Allegedly, OSA occurs when soft tissue in the back of the throat breaks down and blocks the airway during sleep. Majority of the children with OSA were observed to have a history of snoring which seems to be loud and may include clear pauses in breathing and gasps for breath. Also, parents time and again have observed that the child seems to have been working hard in order to breathe during sleep.

The American Academy of Sleep Medicine (AASM) stated that other healthy children may perhaps have about two percent of chances of developing OSA.

Early involvement could assist in preventing the possibility of severe consequences of OSA in children, states Chief investigator Danielle Friberg, MD, senior surgeon in the ENT department at Karolinska Institute in Stockholm, Sweden.

“Early diagnosis and treatment is important to avoid complications such as learning difficulties, ‘failure to thrive,’ serious cardiovascular complications and even death,” elucidates Friberg.

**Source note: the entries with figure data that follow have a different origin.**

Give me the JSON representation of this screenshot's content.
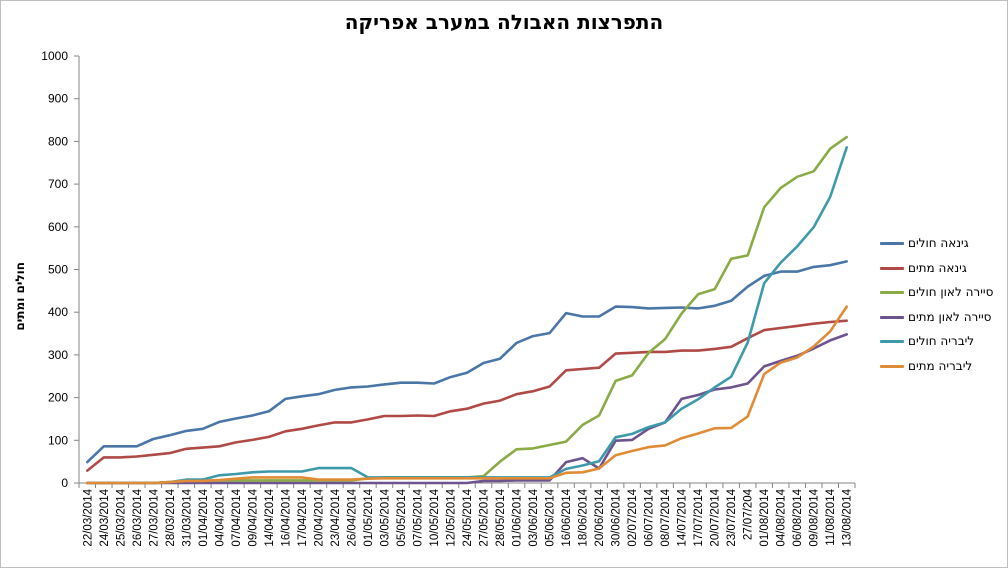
{
  "chart_data": {
    "type": "line",
    "title": "התפרצות האבולה במערב אפריקה",
    "xlabel": "",
    "ylabel": "חולים ומתים",
    "ylim": [
      0,
      1000
    ],
    "yticks": [
      0,
      100,
      200,
      300,
      400,
      500,
      600,
      700,
      800,
      900,
      1000
    ],
    "grid": "none",
    "legend_position": "right",
    "x_tick_labels": [
      "22/03/2014",
      "24/03/2014",
      "25/03/2014",
      "26/03/2014",
      "27/03/2014",
      "28/03/2014",
      "31/03/2014",
      "01/04/2014",
      "04/04/2014",
      "07/04/2014",
      "09/04/2014",
      "14/04/2014",
      "16/04/2014",
      "17/04/2014",
      "20/04/2014",
      "23/04/2014",
      "26/04/2014",
      "01/05/2014",
      "03/05/2014",
      "05/05/2014",
      "07/05/2014",
      "10/05/2014",
      "12/05/2014",
      "24/05/2014",
      "27/05/2014",
      "28/05/2014",
      "01/06/2014",
      "03/06/2014",
      "05/06/2014",
      "16/06/2014",
      "18/06/2014",
      "20/06/2014",
      "30/06/2014",
      "02/07/2014",
      "06/07/2014",
      "08/07/2014",
      "14/07/2014",
      "17/07/2014",
      "20/07/2014",
      "23/07/2014",
      "27/07/204",
      "01/08/2014",
      "04/08/2014",
      "06/08/2014",
      "09/08/2014",
      "11/08/2014",
      "13/08/2014"
    ],
    "series": [
      {
        "name": "גינאה חולים",
        "color": "#4a76a8",
        "values": [
          49,
          86,
          86,
          86,
          103,
          112,
          122,
          127,
          143,
          151,
          158,
          168,
          197,
          203,
          208,
          218,
          224,
          226,
          231,
          235,
          235,
          233,
          248,
          258,
          281,
          291,
          328,
          344,
          351,
          398,
          390,
          390,
          413,
          412,
          409,
          410,
          411,
          409,
          415,
          427,
          460,
          485,
          495,
          495,
          506,
          510,
          519
        ]
      },
      {
        "name": "גינאה מתים",
        "color": "#b04a46",
        "values": [
          29,
          60,
          60,
          62,
          66,
          70,
          80,
          83,
          86,
          95,
          101,
          108,
          121,
          127,
          135,
          142,
          142,
          149,
          157,
          157,
          158,
          157,
          168,
          174,
          186,
          193,
          208,
          215,
          226,
          264,
          267,
          270,
          303,
          305,
          307,
          307,
          310,
          310,
          314,
          319,
          339,
          358,
          363,
          368,
          373,
          377,
          380
        ]
      },
      {
        "name": "סיירה לאון חולים",
        "color": "#8aab45",
        "values": [
          0,
          0,
          0,
          0,
          0,
          2,
          6,
          6,
          6,
          6,
          6,
          6,
          6,
          6,
          6,
          6,
          6,
          11,
          13,
          13,
          13,
          13,
          13,
          13,
          16,
          50,
          79,
          81,
          89,
          97,
          136,
          158,
          239,
          252,
          305,
          337,
          397,
          442,
          454,
          525,
          533,
          646,
          691,
          717,
          730,
          783,
          810
        ]
      },
      {
        "name": "סיירה לאון מתים",
        "color": "#6e548e",
        "values": [
          0,
          0,
          0,
          0,
          0,
          0,
          0,
          0,
          0,
          0,
          0,
          0,
          0,
          0,
          0,
          0,
          0,
          0,
          0,
          0,
          0,
          0,
          0,
          0,
          5,
          5,
          6,
          6,
          6,
          49,
          58,
          34,
          99,
          101,
          127,
          142,
          197,
          206,
          219,
          224,
          233,
          273,
          286,
          298,
          315,
          334,
          348
        ]
      },
      {
        "name": "ליבריה חולים",
        "color": "#3e9aaa",
        "values": [
          0,
          0,
          0,
          0,
          0,
          2,
          8,
          8,
          18,
          21,
          25,
          27,
          27,
          27,
          35,
          35,
          35,
          13,
          13,
          13,
          13,
          13,
          13,
          13,
          13,
          13,
          13,
          13,
          13,
          33,
          41,
          51,
          107,
          115,
          131,
          142,
          174,
          196,
          224,
          249,
          329,
          468,
          516,
          554,
          599,
          670,
          786
        ]
      },
      {
        "name": "ליבריה מתים",
        "color": "#e08c36",
        "values": [
          0,
          0,
          0,
          0,
          0,
          2,
          5,
          5,
          7,
          10,
          13,
          13,
          13,
          13,
          8,
          8,
          8,
          10,
          11,
          11,
          11,
          11,
          11,
          11,
          11,
          11,
          11,
          11,
          11,
          24,
          25,
          34,
          65,
          75,
          84,
          88,
          105,
          116,
          128,
          129,
          156,
          255,
          282,
          294,
          320,
          355,
          413
        ]
      }
    ]
  }
}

For the purpose of the study, experts assembled siblings born between the year 1978 and 1986. They also collected data of all children in Sweden i.e. 2.7 million individuals during the follow-up study period during 1997 and 2004. Children of about 18 years of age and younger were believed to have been divided into sibling groups. Supposedly, the existence or lack of a primary hospital diagnosis of pediatric OSA during the follow-up period was recognized for each individual.

Based on the occurrence of the disorder in at least one of the childrens’ siblings, they seemed to have been classified as positive or negative for sibling OSA. Apparently, experts calculated the rate of frequency with the help of standardized incidence ratios along with 95 percent confidence intervals. Reference groups were observed to have been boys and girls with nearly two or more unaffected siblings.

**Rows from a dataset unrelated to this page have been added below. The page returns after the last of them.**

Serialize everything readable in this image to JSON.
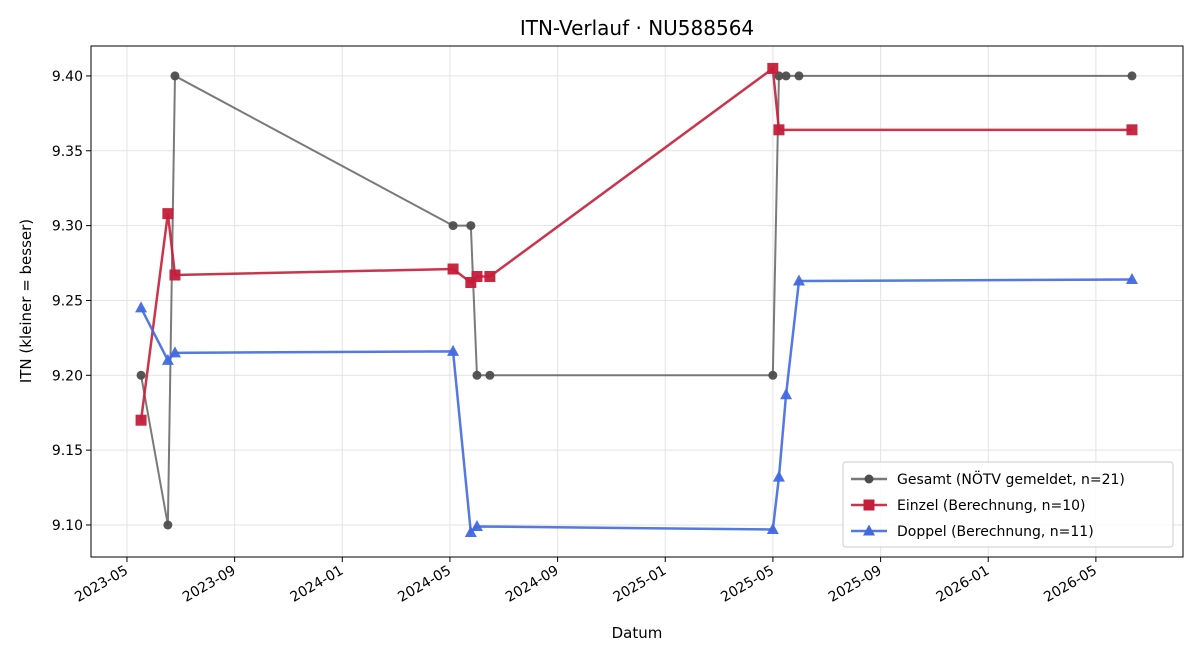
{
  "chart_data": {
    "type": "line",
    "title": "ITN-Verlauf · NU588564",
    "xlabel": "Datum",
    "ylabel": "ITN  (kleiner = besser)",
    "series": [
      {
        "name": "Gesamt (NÖTV gemeldet, n=21)",
        "color": "#4d4d4d",
        "marker": "circle",
        "x": [
          2023.377,
          2023.46,
          2023.482,
          2024.343,
          2024.398,
          2024.417,
          2024.457,
          2025.333,
          2025.352,
          2025.374,
          2025.414,
          2026.445
        ],
        "values": [
          9.2,
          9.1,
          9.4,
          9.3,
          9.3,
          9.2,
          9.2,
          9.2,
          9.4,
          9.4,
          9.4,
          9.4
        ]
      },
      {
        "name": "Einzel (Berechnung, n=10)",
        "color": "#c41e3a",
        "marker": "square",
        "x": [
          2023.377,
          2023.46,
          2023.482,
          2024.343,
          2024.398,
          2024.417,
          2024.457,
          2025.333,
          2025.352,
          2026.445
        ],
        "values": [
          9.17,
          9.308,
          9.267,
          9.271,
          9.262,
          9.266,
          9.266,
          9.405,
          9.364,
          9.364
        ]
      },
      {
        "name": "Doppel (Berechnung, n=11)",
        "color": "#4169e1",
        "marker": "triangle",
        "x": [
          2023.377,
          2023.46,
          2023.482,
          2024.343,
          2024.398,
          2024.417,
          2025.333,
          2025.352,
          2025.374,
          2025.414,
          2026.445
        ],
        "values": [
          9.245,
          9.21,
          9.215,
          9.216,
          9.095,
          9.099,
          9.097,
          9.132,
          9.187,
          9.263,
          9.264
        ]
      }
    ],
    "xlim": [
      2023.222,
      2026.603
    ],
    "xticks": [
      {
        "value": 2023.3333,
        "label": "2023-05"
      },
      {
        "value": 2023.6667,
        "label": "2023-09"
      },
      {
        "value": 2024.0,
        "label": "2024-01"
      },
      {
        "value": 2024.3333,
        "label": "2024-05"
      },
      {
        "value": 2024.6667,
        "label": "2024-09"
      },
      {
        "value": 2025.0,
        "label": "2025-01"
      },
      {
        "value": 2025.3333,
        "label": "2025-05"
      },
      {
        "value": 2025.6667,
        "label": "2025-09"
      },
      {
        "value": 2026.0,
        "label": "2026-01"
      },
      {
        "value": 2026.3333,
        "label": "2026-05"
      }
    ],
    "ylim": [
      9.0786,
      9.42
    ],
    "yticks": [
      {
        "value": 9.1,
        "label": "9.10"
      },
      {
        "value": 9.15,
        "label": "9.15"
      },
      {
        "value": 9.2,
        "label": "9.20"
      },
      {
        "value": 9.25,
        "label": "9.25"
      },
      {
        "value": 9.3,
        "label": "9.30"
      },
      {
        "value": 9.35,
        "label": "9.35"
      },
      {
        "value": 9.4,
        "label": "9.40"
      }
    ],
    "grid": true,
    "legend": "lower right"
  }
}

In addition, experts seemed to have inspected the sibling risk of adenotonsillar hypertrophy, which is known to be a major risk factor for pediatric OSA. It was estimated that a total of 13,656 boys and 11,648 girls had the earliest hospital diagnosis of hypertrophy of the tonsils, or hypertrophy of the adenoids and tonsils.

The findings of the study revealed that the general standardized incidence ratios for adenotonsillar hypertrophy among those who appear to have at least one affected sibling were 4.53 for boys and 4.94 for girls. However this familial risk seems to be much lower as compared to the group with OSA. The authors claimed that the increase was highly significant as well as the numbers of children seem to be more in contrast to the OSA group.

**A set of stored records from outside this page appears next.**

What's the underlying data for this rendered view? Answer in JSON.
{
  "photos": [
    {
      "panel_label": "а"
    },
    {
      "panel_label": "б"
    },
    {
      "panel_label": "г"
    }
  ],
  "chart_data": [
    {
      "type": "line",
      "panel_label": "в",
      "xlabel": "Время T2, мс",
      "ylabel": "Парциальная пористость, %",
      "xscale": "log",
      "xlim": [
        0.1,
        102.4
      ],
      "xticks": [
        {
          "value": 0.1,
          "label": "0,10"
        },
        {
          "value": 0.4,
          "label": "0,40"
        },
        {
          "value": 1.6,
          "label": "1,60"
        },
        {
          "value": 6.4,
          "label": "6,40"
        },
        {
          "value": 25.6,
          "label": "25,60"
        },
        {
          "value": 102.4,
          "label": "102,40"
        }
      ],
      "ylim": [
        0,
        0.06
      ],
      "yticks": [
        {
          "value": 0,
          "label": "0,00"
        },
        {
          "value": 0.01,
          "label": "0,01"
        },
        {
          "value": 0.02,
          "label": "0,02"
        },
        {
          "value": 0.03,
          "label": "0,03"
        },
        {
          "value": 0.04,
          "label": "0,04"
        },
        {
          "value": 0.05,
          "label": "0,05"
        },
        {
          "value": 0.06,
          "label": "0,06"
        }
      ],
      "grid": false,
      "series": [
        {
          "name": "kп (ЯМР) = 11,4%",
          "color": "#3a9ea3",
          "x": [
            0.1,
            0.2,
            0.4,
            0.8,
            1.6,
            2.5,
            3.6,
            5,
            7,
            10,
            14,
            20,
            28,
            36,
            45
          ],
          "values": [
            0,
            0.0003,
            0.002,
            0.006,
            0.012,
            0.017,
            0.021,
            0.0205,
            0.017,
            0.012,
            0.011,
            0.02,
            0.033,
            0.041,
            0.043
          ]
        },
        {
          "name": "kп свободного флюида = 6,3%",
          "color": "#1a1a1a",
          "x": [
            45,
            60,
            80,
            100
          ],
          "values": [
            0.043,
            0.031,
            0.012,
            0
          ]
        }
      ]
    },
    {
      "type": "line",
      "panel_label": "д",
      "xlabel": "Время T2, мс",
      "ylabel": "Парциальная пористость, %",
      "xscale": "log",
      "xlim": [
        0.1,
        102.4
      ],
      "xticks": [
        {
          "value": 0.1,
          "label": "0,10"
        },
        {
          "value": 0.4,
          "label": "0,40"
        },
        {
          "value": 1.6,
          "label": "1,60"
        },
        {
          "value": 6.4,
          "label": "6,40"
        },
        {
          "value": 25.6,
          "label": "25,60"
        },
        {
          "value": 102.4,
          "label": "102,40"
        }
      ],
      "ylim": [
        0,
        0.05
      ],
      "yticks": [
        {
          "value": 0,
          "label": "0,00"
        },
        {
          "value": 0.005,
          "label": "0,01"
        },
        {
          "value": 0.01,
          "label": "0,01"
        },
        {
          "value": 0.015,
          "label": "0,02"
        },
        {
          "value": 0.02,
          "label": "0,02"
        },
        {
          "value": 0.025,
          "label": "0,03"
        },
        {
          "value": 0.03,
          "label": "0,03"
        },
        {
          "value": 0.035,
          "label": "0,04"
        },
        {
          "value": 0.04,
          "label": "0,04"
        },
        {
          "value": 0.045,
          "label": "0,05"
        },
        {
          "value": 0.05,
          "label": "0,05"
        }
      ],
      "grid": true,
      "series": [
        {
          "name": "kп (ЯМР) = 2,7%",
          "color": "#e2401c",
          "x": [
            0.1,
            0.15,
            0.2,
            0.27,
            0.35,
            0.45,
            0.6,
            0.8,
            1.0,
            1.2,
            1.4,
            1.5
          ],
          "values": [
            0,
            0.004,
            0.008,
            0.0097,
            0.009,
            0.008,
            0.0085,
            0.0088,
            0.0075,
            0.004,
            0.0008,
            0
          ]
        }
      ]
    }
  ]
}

The findings also indicated that after accounting for age, socioeconomic status and geographic region, the sibling risk of pediatric OSA appears to be exceptionally high, with a standardized incidence ratio of 33.2 in boys and 40.5 in girls who seem to have at least one sibling with an OSA diagnosis.

The authors were of the opinion that the increased risks for both OSA and adenotonsillar hypertrophy could be an expression of genetic or shared environmental mechanisms. Novel genetic studies of both adult and pediatric patients with OSA were believed to have signified that genetic mechanisms play an important role. However, the potential environmental factors include the increased medical awareness of sleep disordered breathing over time, both in parents as well as doctors.

The findings of the study have been published in the journal Sleep.